The last period of time time food/grain prices spiked this badly was in 2008, and the cause was in part because of bad weather tanking crop yields in Ukraine. This in turn was one of the major underlying causes of the Arab Spring, given that the Arab world is broadly bad for agriculture and must thus be a major net importer of food; the price of grain especially is a perennial hot-button political issue for people living there, and so any spike in the global price of grains and food oils is a potential risk to the political stability of the region.
Now that prices have started spiking again since early-mid 2022 with profit-driven artificial inflation, and the Black Sea grain deal is dead, a major world exporter of grain and food oils has been severely curtailed. Worse, Ukraine specifically had been a major exporter of grain to the Middle East, with Egypt (for example) importing ~85% of its wheat from Russia and Ukraine, and with only a couple of months' worth of wheat stockpiles on hand in the country.
Thus we ask: will the aftershocks of the fall of the Black Sea grain deal result in at least one mass movement in at least two of the 20 UNAIDS-defined MENA (Middle East/North Africa) countries listed below whose aim is a decrease in the price of bread or food more generally, and which comes to also demand Arab Spring-esque civic goals including and exemplified by but not limited to: increased democracy/representation, curtailment of corruption, and improved human rights?
The market resolves YES if at least any two of the above countries have, by the end of 2025, each experienced at least once such mass movement as described. It resolves NO if no more than one has. It resolves N/A if a majority of those countries cease to exist as independent political entities for any reason, be it from a new Arab League, the foundation of a new Caliphate, a rogue AGI, an asteroid impact, a nuclear war, or even just a lot of minor invasions and annexations.
I will resolve this market on my frank best impression of mass political uprisings, which are famously easy to characterize and categorize neatly. If there's lots of traders and lots of inclarity about the status of any given political movement, I'll open discussion here.
@AaronKreider Yes, and? I am deliberately making a market about something less restrictive here.

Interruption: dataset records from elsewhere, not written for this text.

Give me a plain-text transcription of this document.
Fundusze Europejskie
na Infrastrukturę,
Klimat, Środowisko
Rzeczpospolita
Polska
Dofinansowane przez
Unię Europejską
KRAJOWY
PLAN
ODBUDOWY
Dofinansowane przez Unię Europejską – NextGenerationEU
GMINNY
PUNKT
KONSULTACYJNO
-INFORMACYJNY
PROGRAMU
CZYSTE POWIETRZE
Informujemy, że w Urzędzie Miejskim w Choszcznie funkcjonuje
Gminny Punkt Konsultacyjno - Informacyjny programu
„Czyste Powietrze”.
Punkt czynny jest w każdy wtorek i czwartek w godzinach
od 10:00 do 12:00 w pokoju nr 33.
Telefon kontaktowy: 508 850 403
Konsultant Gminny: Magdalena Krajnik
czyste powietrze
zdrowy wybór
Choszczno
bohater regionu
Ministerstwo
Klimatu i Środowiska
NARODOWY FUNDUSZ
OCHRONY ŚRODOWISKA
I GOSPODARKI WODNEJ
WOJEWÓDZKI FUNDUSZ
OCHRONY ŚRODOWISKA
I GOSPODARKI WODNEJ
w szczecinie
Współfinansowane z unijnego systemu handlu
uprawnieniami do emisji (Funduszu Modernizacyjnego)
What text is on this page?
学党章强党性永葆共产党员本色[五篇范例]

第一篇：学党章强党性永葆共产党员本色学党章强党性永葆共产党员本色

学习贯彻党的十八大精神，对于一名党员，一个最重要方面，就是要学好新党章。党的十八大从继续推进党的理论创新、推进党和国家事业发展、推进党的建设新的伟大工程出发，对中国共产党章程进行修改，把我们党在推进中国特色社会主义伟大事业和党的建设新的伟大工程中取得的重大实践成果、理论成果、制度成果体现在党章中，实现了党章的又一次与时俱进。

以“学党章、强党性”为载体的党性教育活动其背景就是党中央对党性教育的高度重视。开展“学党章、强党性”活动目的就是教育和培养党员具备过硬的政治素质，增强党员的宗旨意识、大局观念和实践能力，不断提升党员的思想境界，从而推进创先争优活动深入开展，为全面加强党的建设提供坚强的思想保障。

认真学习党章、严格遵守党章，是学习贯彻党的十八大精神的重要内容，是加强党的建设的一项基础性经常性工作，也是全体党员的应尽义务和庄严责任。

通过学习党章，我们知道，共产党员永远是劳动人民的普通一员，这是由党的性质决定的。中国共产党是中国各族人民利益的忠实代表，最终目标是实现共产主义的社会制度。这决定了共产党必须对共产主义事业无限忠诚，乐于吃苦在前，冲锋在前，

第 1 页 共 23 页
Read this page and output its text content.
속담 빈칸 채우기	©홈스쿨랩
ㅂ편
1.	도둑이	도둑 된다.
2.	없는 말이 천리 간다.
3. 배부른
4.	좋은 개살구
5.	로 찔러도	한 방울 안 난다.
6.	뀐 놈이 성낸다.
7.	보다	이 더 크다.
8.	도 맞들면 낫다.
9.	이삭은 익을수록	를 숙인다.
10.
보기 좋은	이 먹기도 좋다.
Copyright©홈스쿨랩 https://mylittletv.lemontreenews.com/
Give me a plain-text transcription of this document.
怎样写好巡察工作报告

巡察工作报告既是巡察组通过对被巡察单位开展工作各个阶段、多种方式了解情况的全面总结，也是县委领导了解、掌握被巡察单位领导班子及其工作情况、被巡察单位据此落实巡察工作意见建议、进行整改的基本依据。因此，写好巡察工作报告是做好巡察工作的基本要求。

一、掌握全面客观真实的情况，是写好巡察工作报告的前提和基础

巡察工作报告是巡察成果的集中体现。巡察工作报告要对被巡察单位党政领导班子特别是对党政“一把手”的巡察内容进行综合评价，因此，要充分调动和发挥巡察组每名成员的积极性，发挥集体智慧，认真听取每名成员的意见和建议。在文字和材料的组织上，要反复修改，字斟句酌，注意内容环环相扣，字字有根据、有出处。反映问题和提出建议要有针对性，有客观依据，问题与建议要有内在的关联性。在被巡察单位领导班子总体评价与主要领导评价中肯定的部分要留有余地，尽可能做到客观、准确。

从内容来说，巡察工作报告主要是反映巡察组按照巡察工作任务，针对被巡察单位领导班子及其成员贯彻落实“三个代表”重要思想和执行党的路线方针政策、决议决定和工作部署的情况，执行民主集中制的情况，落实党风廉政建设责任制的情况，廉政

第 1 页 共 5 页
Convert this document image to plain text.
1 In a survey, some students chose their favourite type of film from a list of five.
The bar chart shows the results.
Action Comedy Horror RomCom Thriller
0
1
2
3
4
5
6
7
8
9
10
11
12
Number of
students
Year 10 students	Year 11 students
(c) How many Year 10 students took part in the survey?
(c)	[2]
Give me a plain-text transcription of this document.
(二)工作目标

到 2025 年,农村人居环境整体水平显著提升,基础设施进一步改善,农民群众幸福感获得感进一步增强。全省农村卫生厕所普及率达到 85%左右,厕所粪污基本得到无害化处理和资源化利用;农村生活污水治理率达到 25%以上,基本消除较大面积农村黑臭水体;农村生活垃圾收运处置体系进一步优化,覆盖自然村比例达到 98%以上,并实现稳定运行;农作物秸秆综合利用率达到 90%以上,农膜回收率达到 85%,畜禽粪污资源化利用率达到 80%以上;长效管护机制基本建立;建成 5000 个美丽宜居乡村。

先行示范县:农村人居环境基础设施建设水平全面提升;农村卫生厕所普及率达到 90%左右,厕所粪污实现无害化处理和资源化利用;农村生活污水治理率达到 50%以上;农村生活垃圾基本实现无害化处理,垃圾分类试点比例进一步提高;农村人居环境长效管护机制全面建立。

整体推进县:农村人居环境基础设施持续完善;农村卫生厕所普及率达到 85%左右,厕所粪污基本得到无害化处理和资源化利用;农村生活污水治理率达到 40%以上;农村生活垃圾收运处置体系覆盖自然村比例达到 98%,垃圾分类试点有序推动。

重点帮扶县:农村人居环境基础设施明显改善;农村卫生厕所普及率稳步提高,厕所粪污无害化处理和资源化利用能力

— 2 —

@Lorxus Well a mass movement in two countries could involve 10,000 people doing demonstrations about food prices that don't come anywhere close to toppling governments. Another Arab Spring is very unlikely (1%-5% odds). Food price demonstrations are more likely (10%-20%).
@JakeTeale You want me to dig up links? I'll dig up links. Corporate greed was, unfortunately, a major driver of that price spike - not just (or even predominantly) supply chain hiccups, else we'd have seen that in late 2020 as well.
@Lorxus You can posts links if you think they’re relevant.
Corporate Greed is constant, so it can’t why we saw a larger than normal rise in the price level between 2021-2023. Unless the idea is that corporate greed was low in 2019, began rising in 2020/2021, peaked in 2022, and has been declining since.
Corporate profits increased because the economy overheated. It was an excess demand problem. And that’s not necessarily a bad thing! In the pandemic we erred on the side of potential future inflation (through stimulus spending etc) to guard against the risk of recession. Combine that with excess savings built up during the period of lockdowns and some inflation was predictable.
It was worse than expected because of supply chain issues + some FED bungling at first, but we’ve got over it in the traditional way without having to do price controls or other policies that supposedly target corporate greed.